To my surprise, he seemed singularly uncommunicative, and we could get but little out of him beyond the fact that he had, with very great difficulty, reached the summit, and found my conjecture as to its being an extinct crater correct. He thawed a little during dinner, and volunteered the information that he had seen land far away on the southern board—nearly or quite a hundred miles distant, he supposed—and had seen the loom of land to the westward, or about west-north-west, and also to the northward. He was of opinion, he said, that our late enemies had come from the land seen to the southward and were bound north, touching at our island on their way, on some marauding excursion, as he had been able completely to sweep the island in every direction from the commanding elevation of the mountain-top, and had detected no sign whatever of “niggers” in any direction. With this he dropped the subject and adverted to my condition, questioning me solicitously—unusually so, I fancied—as to how I felt, the extent of my strength, where we had been, and what we had seen. He was particularly curious on this latter point, and asked the same question so repeatedly that Ella made some laughing remark, I forget what, upon it, and he carefully avoided any further repetition of it for the remainder of the evening, at least as long as Ella was with us.
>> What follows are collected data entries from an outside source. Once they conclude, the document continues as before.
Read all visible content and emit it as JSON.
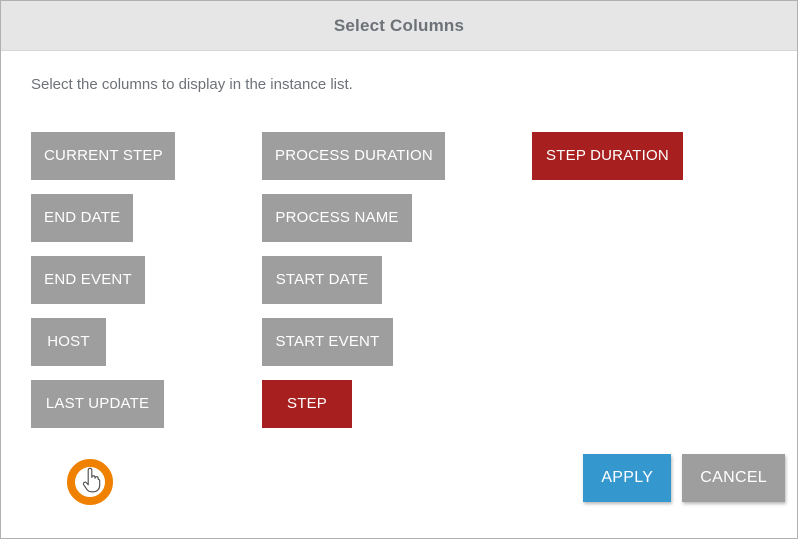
{
  "dialog": {
    "title": "Select Columns",
    "instructions": "Select the columns to display in the instance list."
  },
  "colors": {
    "selected": "#a81f1f",
    "deselected": "#9e9e9e",
    "apply": "#3498cf",
    "cancel": "#9e9e9e",
    "header_background": "#e6e6e6",
    "cursor_highlight": "#f08000",
    "text_muted": "#6d7278"
  },
  "columns": [
    {
      "chips": [
        {
          "label": "CURRENT STEP",
          "selected": false,
          "width": 144
        },
        {
          "label": "END DATE",
          "selected": false,
          "width": 102
        },
        {
          "label": "END EVENT",
          "selected": false,
          "width": 114
        },
        {
          "label": "HOST",
          "selected": false,
          "width": 75
        },
        {
          "label": "LAST UPDATE",
          "selected": false,
          "width": 133
        }
      ]
    },
    {
      "chips": [
        {
          "label": "PROCESS DURATION",
          "selected": false,
          "width": 183
        },
        {
          "label": "PROCESS NAME",
          "selected": false,
          "width": 150
        },
        {
          "label": "START DATE",
          "selected": false,
          "width": 120
        },
        {
          "label": "START EVENT",
          "selected": false,
          "width": 131
        },
        {
          "label": "STEP",
          "selected": true,
          "width": 90
        }
      ]
    },
    {
      "chips": [
        {
          "label": "STEP DURATION",
          "selected": true,
          "width": 151
        }
      ]
    }
  ],
  "footer": {
    "apply_label": "APPLY",
    "cancel_label": "CANCEL"
  },
  "cursor": {
    "icon": "pointing-hand-cursor",
    "highlight_visible": true
  }
}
When at length she retired to her own tent for the night, however, he became more communicative. I was already undressed and in my hammock, and he was sitting smoking beside me, and after a silence of some ten minutes or a quarter of an hour, during which he seemed to be ruminating deeply, he began.
“I’ve something to tell ye, lad,” said he, knocking the ashes contemplatively out of his pipe as he spoke, “but dash my ugly old wig if I’m at all sartain that I ought to say anything about it to-night, seeing as it can’t do much good, and might only be upsetting of ye for the night; but your head’s better nor mine in matters of this sort, and I confess I should like to have your idees upon the subject afore I sleep. Maybe they’ll in a way mark out a course upon which my idees can travel a good bit of a way betwixt this and morning, and even that much’ll be an advantage gained. The fact is that I’ve see’d something as I didn’t expect to see whilst I was away up aloft there—” pointing with the stem of his pipe backwards over his shoulder toward the mountain—“and the sight has disturbed me a little and set me thinkin’ a good deal.”
“Indeed,” said I, “what have you seen, Bob? You must perforce tell me all about it now, for you have excited both my curiosity and my apprehensions.”